Mi hermana estaba en la piscina tomando el sol en top less tan ricamente, tan tranquila la muy guarra. Tenía una tetas enormes, autenticamente descomunales (como que se las habia operado un par de veces desde que habia cumplido los 21), tiesas, erguidas y criminalmente excitantes. Sus pezones eran gigantescos, aquello mas que unas tetas parecían un par de botijos. A mi me daba mucha verguenza, pero lo cierto es que aquello me ponía como una moto, así que solía subir a mi cuarto a pajearme mirándola. Yo no lo veía como nada inmoral o pervertido. Eran las unicas buenas tetas a mi alcance, y hacerse pajas en tiempo real es lo mas divertido, ¿o no?. Además,cuando tienes 20 años bien cumpliditos y todavia eres virgen, los limites de lo debido y lo indebido se difuminan bastante.

Tan abstraido me encontraba en mi estimulante tarea, que no me dí cuenta de que mi madre entraba en mi cuarto a guardar algo de ropa limpia.
– ¿Qué haces junior?.- Preguntó como si tal cosa. Yo me quedé petrificado, con mi polla tiesa en la mano. Debia llevar ya unos segundos allí, y yo no podía ocultar lo que estaba haciendo. Pero era peor aún. Yo estaba apoyado en el alfeizar de la ventana, mirando hacia abajo, y lo único que habia abajo eran las tetas de mi hermana. ¡Su hija!. Pensé en suicidarme. Se aproximó a la ventana y miró por ella.

– Ah, tu hermana. Logico. Si va por ahí provocando, ¿que quiere?. La verdad es que con la operación le ha quedado un pecho muy bonito. Sigue, sigue. No te molesto mas.-

Me faltó un segundo para entrar en shock. ¿Se lo tomaba con aquella naturalidad?. Yo seguia paralizado mientras ella seguia guardando la ropa. Antes de irse volvió a reparar en mi, y vió que seguia quieto.

– ¿Qué te pasa tonto? ¿Por que no sigues?.¿ Te da verguenza que tu madre te vea haciendote una pajita? Si es lo mas natural del mundo tontín, y ya no eres ningún niño. Venga hombre, si es tu hermanita, lo mas lógico es que tu tambien puedas disfrutarla.-

Yo seguia catatonico perdido.

– Anda hombre, yo te ayudo, tu solo mírala y correte a gusto tontín.-

Y sin más ni más, la mano de mi madre empuñó mi polla, que ya estaba completamente flaccida por el susto. Ella me miró sorprendida.

– ¿Qué te pasa?. Ah, claro. Desde tan lejos seguro que no puedes verla bien.
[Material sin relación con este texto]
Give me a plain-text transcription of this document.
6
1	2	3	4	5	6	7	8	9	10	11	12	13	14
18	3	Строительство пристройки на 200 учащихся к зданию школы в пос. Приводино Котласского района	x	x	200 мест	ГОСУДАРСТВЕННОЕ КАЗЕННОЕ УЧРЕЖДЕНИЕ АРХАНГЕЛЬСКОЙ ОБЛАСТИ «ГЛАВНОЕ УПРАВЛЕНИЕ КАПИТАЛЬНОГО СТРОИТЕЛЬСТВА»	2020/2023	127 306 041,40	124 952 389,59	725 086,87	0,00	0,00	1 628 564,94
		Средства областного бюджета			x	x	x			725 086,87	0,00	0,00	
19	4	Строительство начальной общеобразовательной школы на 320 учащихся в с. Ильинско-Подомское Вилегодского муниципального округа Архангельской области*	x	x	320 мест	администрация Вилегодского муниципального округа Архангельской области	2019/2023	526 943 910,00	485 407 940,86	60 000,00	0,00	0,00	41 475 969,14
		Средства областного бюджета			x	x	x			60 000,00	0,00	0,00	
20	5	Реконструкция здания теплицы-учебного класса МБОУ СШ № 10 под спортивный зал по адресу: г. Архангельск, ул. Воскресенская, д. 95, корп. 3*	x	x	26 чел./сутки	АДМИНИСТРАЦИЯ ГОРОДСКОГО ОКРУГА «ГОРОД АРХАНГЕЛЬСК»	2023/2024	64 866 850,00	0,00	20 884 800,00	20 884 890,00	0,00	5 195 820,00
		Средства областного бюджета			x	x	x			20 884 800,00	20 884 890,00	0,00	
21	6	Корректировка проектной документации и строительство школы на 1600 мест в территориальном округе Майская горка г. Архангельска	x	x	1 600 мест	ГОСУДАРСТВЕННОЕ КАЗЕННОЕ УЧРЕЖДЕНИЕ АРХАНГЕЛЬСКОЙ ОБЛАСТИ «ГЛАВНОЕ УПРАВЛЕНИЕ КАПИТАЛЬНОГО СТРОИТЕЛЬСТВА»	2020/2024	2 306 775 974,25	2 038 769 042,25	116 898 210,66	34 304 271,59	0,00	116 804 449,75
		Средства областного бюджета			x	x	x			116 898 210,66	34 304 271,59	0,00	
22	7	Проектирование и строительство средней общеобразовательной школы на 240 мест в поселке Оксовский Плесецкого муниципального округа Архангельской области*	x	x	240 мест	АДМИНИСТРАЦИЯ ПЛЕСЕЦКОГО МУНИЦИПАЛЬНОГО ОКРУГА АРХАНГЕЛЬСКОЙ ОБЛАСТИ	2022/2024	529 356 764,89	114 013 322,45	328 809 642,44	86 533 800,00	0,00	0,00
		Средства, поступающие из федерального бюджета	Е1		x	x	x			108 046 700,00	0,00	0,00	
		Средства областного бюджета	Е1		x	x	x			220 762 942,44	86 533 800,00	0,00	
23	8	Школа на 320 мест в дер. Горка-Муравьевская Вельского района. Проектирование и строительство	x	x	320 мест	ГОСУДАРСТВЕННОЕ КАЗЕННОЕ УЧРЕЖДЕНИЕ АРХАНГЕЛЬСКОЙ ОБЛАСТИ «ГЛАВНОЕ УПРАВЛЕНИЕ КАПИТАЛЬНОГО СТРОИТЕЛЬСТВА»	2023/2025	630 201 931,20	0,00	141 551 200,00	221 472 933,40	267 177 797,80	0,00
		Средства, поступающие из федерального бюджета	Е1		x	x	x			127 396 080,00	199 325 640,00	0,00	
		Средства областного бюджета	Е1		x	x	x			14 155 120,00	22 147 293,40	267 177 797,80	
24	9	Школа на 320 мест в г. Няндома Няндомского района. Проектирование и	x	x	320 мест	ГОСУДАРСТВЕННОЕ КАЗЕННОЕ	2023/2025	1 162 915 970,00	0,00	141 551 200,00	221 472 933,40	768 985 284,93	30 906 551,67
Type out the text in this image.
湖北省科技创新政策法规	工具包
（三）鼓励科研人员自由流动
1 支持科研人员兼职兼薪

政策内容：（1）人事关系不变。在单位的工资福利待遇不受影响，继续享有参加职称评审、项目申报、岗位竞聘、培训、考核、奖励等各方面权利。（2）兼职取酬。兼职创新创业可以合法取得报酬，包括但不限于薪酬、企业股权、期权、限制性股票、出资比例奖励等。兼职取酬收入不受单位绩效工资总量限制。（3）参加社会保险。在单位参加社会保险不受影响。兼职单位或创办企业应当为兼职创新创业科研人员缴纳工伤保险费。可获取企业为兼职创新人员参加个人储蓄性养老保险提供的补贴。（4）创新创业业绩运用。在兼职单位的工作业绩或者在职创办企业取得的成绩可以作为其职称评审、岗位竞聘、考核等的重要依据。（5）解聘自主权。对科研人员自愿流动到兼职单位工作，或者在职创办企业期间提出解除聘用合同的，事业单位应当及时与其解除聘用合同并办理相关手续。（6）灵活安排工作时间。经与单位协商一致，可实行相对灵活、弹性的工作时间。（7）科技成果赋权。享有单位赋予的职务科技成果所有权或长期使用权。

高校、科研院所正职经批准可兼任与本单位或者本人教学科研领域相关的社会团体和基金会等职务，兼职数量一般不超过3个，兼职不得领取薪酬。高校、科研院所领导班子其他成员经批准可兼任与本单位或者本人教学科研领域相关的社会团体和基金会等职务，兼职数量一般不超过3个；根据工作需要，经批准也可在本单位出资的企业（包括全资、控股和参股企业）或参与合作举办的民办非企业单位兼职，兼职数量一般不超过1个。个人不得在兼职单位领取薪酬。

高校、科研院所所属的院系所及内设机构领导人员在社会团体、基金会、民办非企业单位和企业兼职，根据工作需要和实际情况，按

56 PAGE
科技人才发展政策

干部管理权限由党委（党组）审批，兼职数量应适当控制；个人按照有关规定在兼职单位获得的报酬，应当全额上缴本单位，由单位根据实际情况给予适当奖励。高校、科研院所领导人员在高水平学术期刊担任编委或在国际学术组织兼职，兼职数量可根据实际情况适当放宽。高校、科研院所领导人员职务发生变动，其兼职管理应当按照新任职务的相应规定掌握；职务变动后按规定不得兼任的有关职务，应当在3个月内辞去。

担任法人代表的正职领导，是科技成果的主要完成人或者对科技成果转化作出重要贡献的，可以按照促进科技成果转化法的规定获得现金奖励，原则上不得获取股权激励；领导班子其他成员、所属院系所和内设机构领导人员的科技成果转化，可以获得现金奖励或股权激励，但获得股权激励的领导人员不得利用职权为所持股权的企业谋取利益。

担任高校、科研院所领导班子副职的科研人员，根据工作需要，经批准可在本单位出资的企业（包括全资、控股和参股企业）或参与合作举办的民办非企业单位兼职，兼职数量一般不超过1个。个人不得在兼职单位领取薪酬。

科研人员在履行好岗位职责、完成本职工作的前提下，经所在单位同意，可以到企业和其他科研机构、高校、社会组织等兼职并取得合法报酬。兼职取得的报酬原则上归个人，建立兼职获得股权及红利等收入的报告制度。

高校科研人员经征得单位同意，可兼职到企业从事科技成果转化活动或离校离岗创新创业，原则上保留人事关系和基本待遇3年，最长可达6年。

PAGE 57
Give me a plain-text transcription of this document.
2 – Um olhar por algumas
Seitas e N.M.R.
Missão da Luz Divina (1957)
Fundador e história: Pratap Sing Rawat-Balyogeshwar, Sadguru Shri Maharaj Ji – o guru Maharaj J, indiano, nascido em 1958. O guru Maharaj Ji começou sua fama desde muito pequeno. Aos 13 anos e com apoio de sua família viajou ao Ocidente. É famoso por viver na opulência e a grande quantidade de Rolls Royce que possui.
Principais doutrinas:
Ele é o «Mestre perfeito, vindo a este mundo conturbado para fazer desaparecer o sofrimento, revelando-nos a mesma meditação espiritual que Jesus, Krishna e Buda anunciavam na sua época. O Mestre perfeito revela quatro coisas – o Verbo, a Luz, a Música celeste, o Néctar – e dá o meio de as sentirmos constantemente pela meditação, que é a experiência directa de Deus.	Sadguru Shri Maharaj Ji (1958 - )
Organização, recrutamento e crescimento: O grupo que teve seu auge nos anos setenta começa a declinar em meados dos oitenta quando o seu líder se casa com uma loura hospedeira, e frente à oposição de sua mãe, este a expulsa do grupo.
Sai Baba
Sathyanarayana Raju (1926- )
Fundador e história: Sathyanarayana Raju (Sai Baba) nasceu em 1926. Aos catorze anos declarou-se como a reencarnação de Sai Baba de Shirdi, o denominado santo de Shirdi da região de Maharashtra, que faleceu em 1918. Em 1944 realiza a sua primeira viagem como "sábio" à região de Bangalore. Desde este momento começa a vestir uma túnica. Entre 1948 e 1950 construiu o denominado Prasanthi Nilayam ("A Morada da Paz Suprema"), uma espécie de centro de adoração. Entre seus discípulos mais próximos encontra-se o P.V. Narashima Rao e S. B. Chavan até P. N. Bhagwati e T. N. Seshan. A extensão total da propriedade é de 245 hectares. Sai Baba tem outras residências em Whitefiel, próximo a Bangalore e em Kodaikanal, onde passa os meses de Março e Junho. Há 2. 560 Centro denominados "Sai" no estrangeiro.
Espera, que la llamo.- Y la tía abrió la ventana y empezó a dar gritos llamando a mi hermana.

– ¡Susan, Susan, subete un momento al cuarto de tu hermano!.-

– ¡Voy mama!.- Gritó mi hermana desde abajo. Y eso casi me mata. ¡Ahora las dos lo sabrian!.

– Ya veras que bien junior, con ella cerquita esto te lo acaba mami en un segundito.- Decía ella como si me fuese a hacer un bocadillo de nocilla. Me moría escuchando las pisadas de los pies descalzos de mi hermana subiendo las escaleras.

– ¿Qué quieres mamá?.- Preguntó ella al entrar por la puerta. Estaba preciosa, con su cabello rubio recogido en dos coletitas, y su casi metro ochenta y cinco de estatura. Toda una valkyria al lado de mi metro setenta. Por lo menos se habia tapado un poco con una camiseta.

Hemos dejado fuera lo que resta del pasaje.